The main goals for open treatment of these fractures are:

  • Anatomical reduction
  • Uncomplicated healing
  • No secondary displacement
  • Avoiding joint incongruity

2 Preparation top


Instruments and implants

It is recommended to use 1.2 or 1.6 mm K-wires.

The following equipment is needed:

  • K-wires of appropriate sizes
  • Drill, preferably oscillating to avoid thermal injury, or a T-handle for manual insertion
  • Wire cutting instruments
  • Image intensifier
  • Contrast medium for arthrography


Anesthesia and positioning

General anesthesia is recommended for this operation and it is helpful to use a tourniquet.

The patient is placed supine with the arm draped up to the shoulder.

3 Approach top


The procedure is performed using a standard posterolateral approach.

4 Reduction top


Reduction options

There are three options to manipulate and reduce the fragments.

Option 1: Direct digital manipulation.


Option 2: Manipulation using a temporary K-wire in the fragment as a joystick.


Option 3: Holding and manipulating the fragment with a small towel clamp or pointed reduction forceps.



A blunt Hohmann lever retractor is inserted gently into the anterior joint, and around the medial articular border.


The fragment is reduced by one of the three options listed above, so that both cartilage fracture lines (on the fragment and the trochlea) are perfectly aligned.

5 K-wire fixation top


Fix the fragment with two divergent 1.2 or 1.6 mm K-wires.

The first oblique K-wire is used as a joystick to achieve reduction and then advanced into the metaphysis.
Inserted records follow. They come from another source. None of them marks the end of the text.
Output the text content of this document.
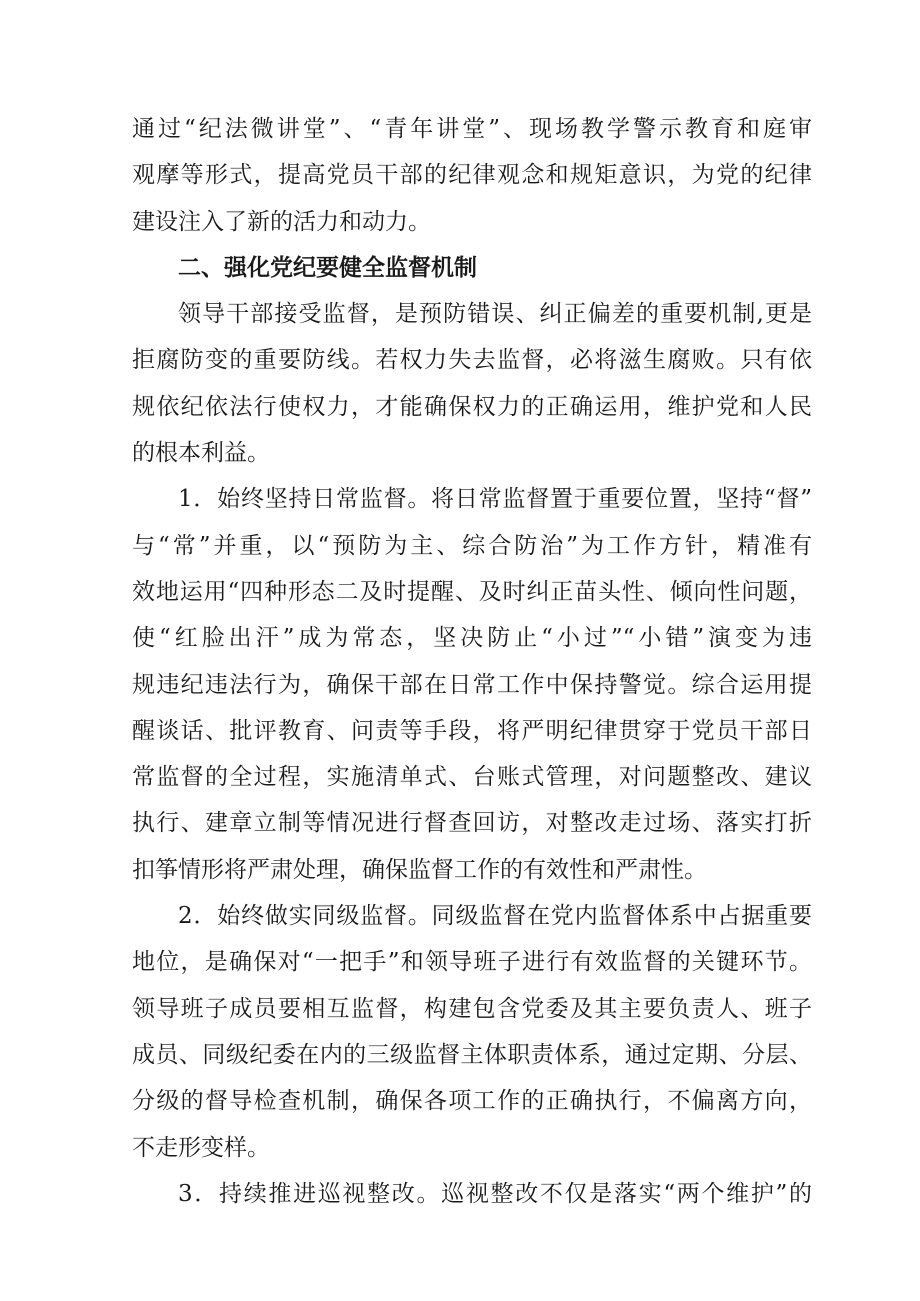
通过“纪法微讲堂”、“青年讲堂”、现场教学警示教育和庭审
观摩等形式，提高党员干部的纪律观念和规矩意识，为党的纪律
建设注入了新的活力和动力。
二、强化党纪要健全监督机制
领导干部接受监督，是预防错误、纠正偏差的重要机制,更是
拒腐防变的重要防线。若权力失去监督，必将滋生腐败。只有依
规依纪依法行使权力，才能确保权力的正确运用，维护党和人民
的根本利益。
1．始终坚持日常监督。将日常监督置于重要位置，坚持“督”
与“常”并重，以“预防为主、综合防治”为工作方针，精准有
效地运用“四种形态二及时提醒、及时纠正苗头性、倾向性问题，
使“红脸出汗”成为常态，坚决防止“小过”“小错”演变为违
规违纪违法行为，确保干部在日常工作中保持警觉。综合运用提
醒谈话、批评教育、问责等手段，将严明纪律贯穿于党员干部日
常监督的全过程，实施清单式、台账式管理，对问题整改、建议
执行、建章立制等情况进行督查回访，对整改走过场、落实打折
扣筝情形将严肃处理，确保监督工作的有效性和严肃性。
2．始终做实同级监督。同级监督在党内监督体系中占据重要
地位，是确保对“一把手”和领导班子进行有效监督的关键环节。
领导班子成员要相互监督，构建包含党委及其主要负责人、班子
成员、同级纪委在内的三级监督主体职责体系，通过定期、分层、
分级的督导检查机制，确保各项工作的正确执行，不偏离方向，
不走形变样。
3．持续推进巡视整改。巡视整改不仅是落实“两个维护”的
The oblique K-wire is used first as, once advanced, its position in the metaphysis is less critical, whereas the track of the transverse K-wire must be parallel to the medial physis and totally within the epiphysis.
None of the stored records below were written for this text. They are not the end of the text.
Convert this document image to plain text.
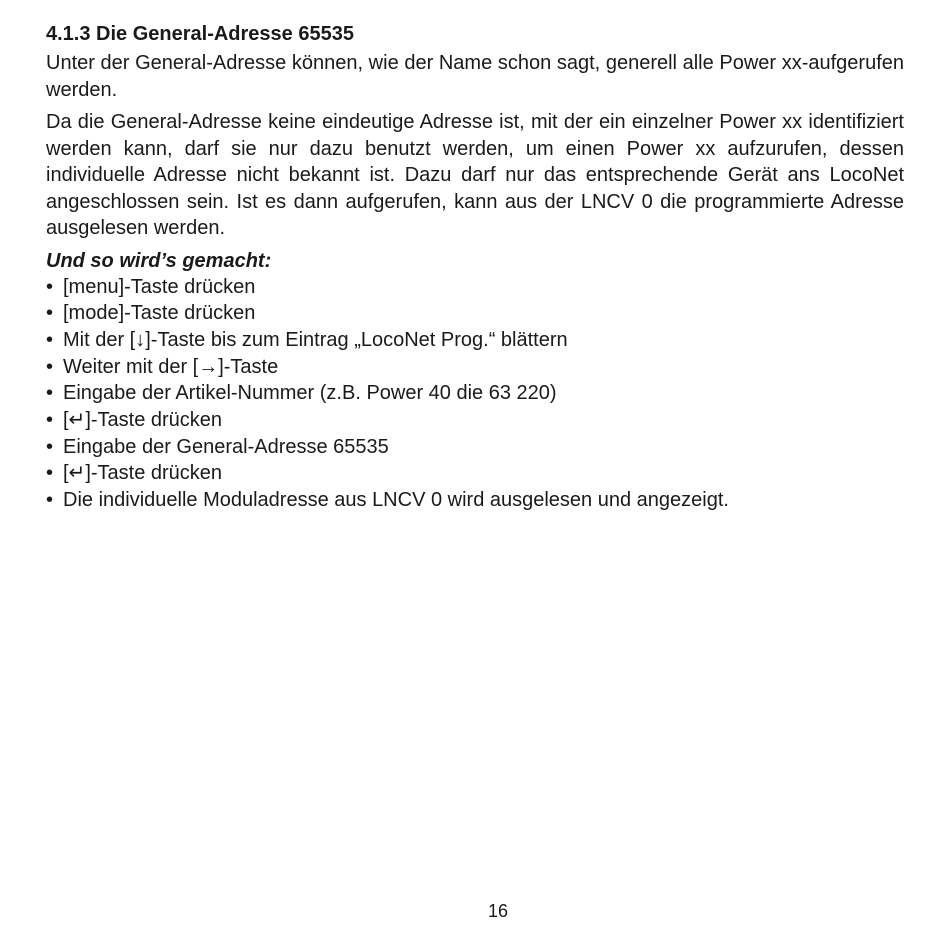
4.1.3 Die General-Adresse 65535

Unter der General-Adresse können, wie der Name schon sagt, generell alle Power xx-aufgerufen werden.

Da die General-Adresse keine eindeutige Adresse ist, mit der ein einzelner Power xx identifiziert werden kann, darf sie nur dazu benutzt werden, um einen Power xx aufzurufen, dessen individuelle Adresse nicht bekannt ist. Dazu darf nur das entsprechende Gerät ans LocoNet angeschlossen sein. Ist es dann aufgerufen, kann aus der LNCV 0 die programmierte Adresse ausgelesen werden.

Und so wird’s gemacht:
• [menu]-Taste drücken
• [mode]-Taste drücken
• Mit der [↓]-Taste bis zum Eintrag „LocoNet Prog.“ blättern
• Weiter mit der [→]-Taste
• Eingabe der Artikel-Nummer (z.B. Power 40 die 63 220)
• [↵]-Taste drücken
• Eingabe der General-Adresse 65535
• [↵]-Taste drücken
• Die individuelle Moduladresse aus LNCV 0 wird ausgelesen und angezeigt.
16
The fragment is additionally fixed with a second K-wire inserted parallel to the ulnar physis and totally within the epiphysis.

The wires are either buried deep to the skin or cut outside the skin and bent over. The first option requires a second operation for removal, but the second option risks pin-track infection.

Note: In the older child with a visible ossific center in the trochlea, consideration can be given to an intraepiphyseal screw instead of the horizontal K-wire.